Dobrze rozumiemy istotę franczyzy jako narzędzia współpracy dla niezależnych podmiotów gospodarczych, które korzystając z naszej licencji prowadzą działalność na swój własny rachunek, a jednocześnie budują naszą markę. Dlatego nasza franczyza to nie marketingowy slogan typu „działaj pod naszym szyldem”, ale faktyczne przekazanie całej dostępnej nam wiedzy o przygotowaniu do otwarcia, przeprowadzeniu przez proces uruchamiania sklepu, wejście na rynek, zdobywanie klientów, standardy obsługi, dostęp do towarów oraz marketing i promocja coraz istotniejsze narzędzie aktywizacji sprzedaży w naszej specjalistycznej branży. Ta wiedza znajduje się w podręczniku operacyjnym, który przekazujemy po podpisaniu umowy, szkolimy franczyzobiorców, wspieramy ich codzienną działalność a okresowo, co kilka miesięcy spotykamy się, aby wspólnie omawiać sytuację i wypracowywać narzędzia wspomagające ich dalszy rozwój.
Dość często firmy oferujące franczyzę traktują ją jako narzędzie konsolidacji rynku, aby w ten sposób zrzeszać działające sklepy. Nie można odmówić logiki takiego postępowania - większa sieć zwiększa jej siłę ekonomiczną, przez co kolejnym działającym można zaoferować lepsze warunki niż obecnie mają. Co w takim wypadku oferujecie działającym w branży sklepom i małym hurtowniom.

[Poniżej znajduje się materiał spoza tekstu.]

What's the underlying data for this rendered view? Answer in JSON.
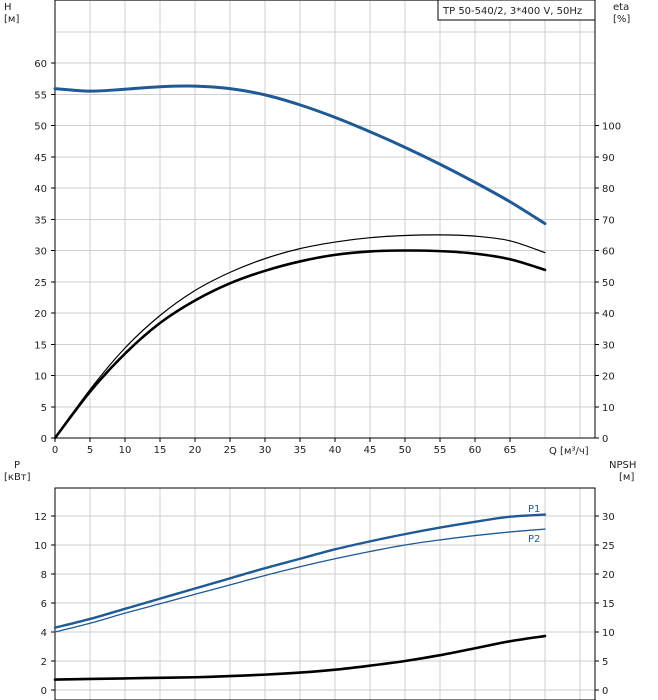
{
  "chart_data": [
    {
      "type": "line",
      "title": "TP 50-540/2, 3*400 V, 50Hz",
      "xlabel": "Q [м³/ч]",
      "x_ticks": [
        "0",
        "5",
        "10",
        "15",
        "20",
        "25",
        "30",
        "35",
        "40",
        "45",
        "50",
        "55",
        "60",
        "65"
      ],
      "xlim": [
        0,
        70
      ],
      "ylabel_left": "H\n[м]",
      "ylabel_left_lines": [
        "H",
        "[м]"
      ],
      "ylim_left": [
        0,
        65
      ],
      "y_ticks_left": [
        "0",
        "5",
        "10",
        "15",
        "20",
        "25",
        "30",
        "35",
        "40",
        "45",
        "50",
        "55",
        "60"
      ],
      "ylabel_right": "eta\n[%]",
      "ylabel_right_lines": [
        "eta",
        "[%]"
      ],
      "ylim_right": [
        0,
        130
      ],
      "y_ticks_right": [
        "0",
        "10",
        "20",
        "30",
        "40",
        "50",
        "60",
        "70",
        "80",
        "90",
        "100"
      ],
      "grid": true,
      "series": [
        {
          "kind": "head",
          "axis": "left",
          "color": "#1f5a96",
          "x": [
            0,
            5,
            10,
            15,
            20,
            25,
            30,
            35,
            40,
            45,
            50,
            55,
            60,
            65,
            70
          ],
          "y": [
            55.9,
            55.5,
            55.8,
            56.2,
            56.3,
            55.9,
            54.9,
            53.3,
            51.3,
            49.0,
            46.5,
            43.8,
            40.9,
            37.8,
            34.3
          ]
        },
        {
          "kind": "efficiency-pump",
          "axis": "right",
          "color": "#000000",
          "x": [
            0,
            5,
            10,
            15,
            20,
            25,
            30,
            35,
            40,
            45,
            50,
            55,
            60,
            65,
            70
          ],
          "y": [
            0,
            15.5,
            28.8,
            39.2,
            47.2,
            53.0,
            57.4,
            60.6,
            62.7,
            64.1,
            64.8,
            65.0,
            64.6,
            63.1,
            59.3
          ]
        },
        {
          "kind": "efficiency-total",
          "axis": "right",
          "color": "#000000",
          "x": [
            0,
            5,
            10,
            15,
            20,
            25,
            30,
            35,
            40,
            45,
            50,
            55,
            60,
            65,
            70
          ],
          "y": [
            0,
            14.8,
            27.0,
            36.8,
            44.0,
            49.5,
            53.5,
            56.5,
            58.6,
            59.7,
            60.0,
            59.8,
            59.0,
            57.2,
            53.8
          ]
        }
      ]
    },
    {
      "type": "line",
      "xlim": [
        0,
        70
      ],
      "ylabel_left": "P\n[кВт]",
      "ylabel_left_lines": [
        "P",
        "[кВт]"
      ],
      "ylim_left": [
        0,
        14
      ],
      "y_ticks_left": [
        "0",
        "2",
        "4",
        "6",
        "8",
        "10",
        "12"
      ],
      "ylabel_right": "NPSH\n[м]",
      "ylabel_right_lines": [
        "NPSH",
        "[м]"
      ],
      "ylim_right": [
        0,
        35
      ],
      "y_ticks_right": [
        "0",
        "5",
        "10",
        "15",
        "20",
        "25",
        "30"
      ],
      "grid": true,
      "series": [
        {
          "name": "P1",
          "axis": "left",
          "color": "#1f5a96",
          "x": [
            0,
            5,
            10,
            15,
            20,
            25,
            30,
            35,
            40,
            45,
            50,
            55,
            60,
            65,
            70
          ],
          "y": [
            4.3,
            4.9,
            5.6,
            6.3,
            7.0,
            7.7,
            8.4,
            9.05,
            9.7,
            10.25,
            10.75,
            11.2,
            11.6,
            11.95,
            12.1
          ]
        },
        {
          "name": "P2",
          "axis": "left",
          "color": "#1f5a96",
          "x": [
            0,
            5,
            10,
            15,
            20,
            25,
            30,
            35,
            40,
            45,
            50,
            55,
            60,
            65,
            70
          ],
          "y": [
            4.0,
            4.6,
            5.3,
            5.95,
            6.6,
            7.25,
            7.9,
            8.5,
            9.05,
            9.55,
            10.0,
            10.35,
            10.65,
            10.9,
            11.1
          ]
        },
        {
          "kind": "npsh",
          "axis": "right",
          "color": "#000000",
          "x": [
            0,
            5,
            10,
            15,
            20,
            25,
            30,
            35,
            40,
            45,
            50,
            55,
            60,
            65,
            70
          ],
          "y": [
            1.8,
            1.9,
            2.0,
            2.1,
            2.2,
            2.4,
            2.65,
            3.0,
            3.5,
            4.2,
            5.0,
            6.0,
            7.2,
            8.4,
            9.3
          ]
        }
      ]
    }
  ]
}
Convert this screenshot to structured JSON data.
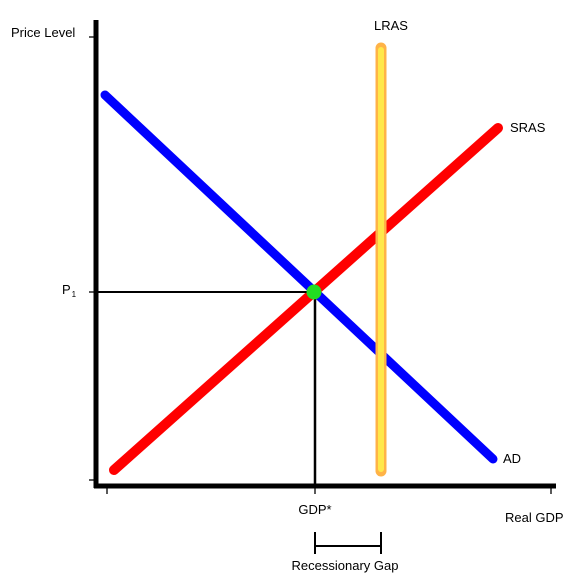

Problem, który Pan porusza jest bardziej złożony. Podejście do franczyzy działających w branży sklepów jest bowiem zależne przede wszystkim od nastawienia ich właścicieli, zrozumienia i doceniania zasad działania pod obcą dla nich marką (czasem nawet konkurującą na rynku), a w efekcie potraktowania jej jako własnej. To duże wyzwanie dla tych którzy ciężko pracują nad swoją lokalną pozycją na rynku. Dlatego też dumą napawa mnie fakt, że spośród zgłoszeń jakie do nas napływają są również te, które pochodzą od naszych partnerów, z którymi współpracujemy od lat. Doszli już oni do pewnego miejsca i aby dalej się rozwijać potrzebują istotnego impulsu do zmian, które gwarantuje koncept naszego sklepu. Nie interesują mnie w chwili obecnej rozwiązania pośrednie, tworzenie sieci dystrybucyjnej pod naszą marką bez jednolitych, łatwo rozpoznawalnych i docenianych przez rynek standardów. Prowadząc działalność w każdym kanale dystrybucyjnym rynku technicznego zaopatrzenia rolnictwa musimy tworzyć i przestrzegać jasnych i klarownych zasad: franczyza sklepu rolniczo - technicznego, sprzedaż hurtowa do naszych partnerów w regionach, obsługa klientów kluczowych i sprzedaż internetowa. Tworzenie rozwiązań pośrednich pomiędzy tymi wymienionymi tworzyłoby chaos hamujący rozwój nasz, jak i ludzi z którymi w tych kanałach współpracujemy. Podkreślam słowo ludzi, bo to na nich oparty jest nasz biznes.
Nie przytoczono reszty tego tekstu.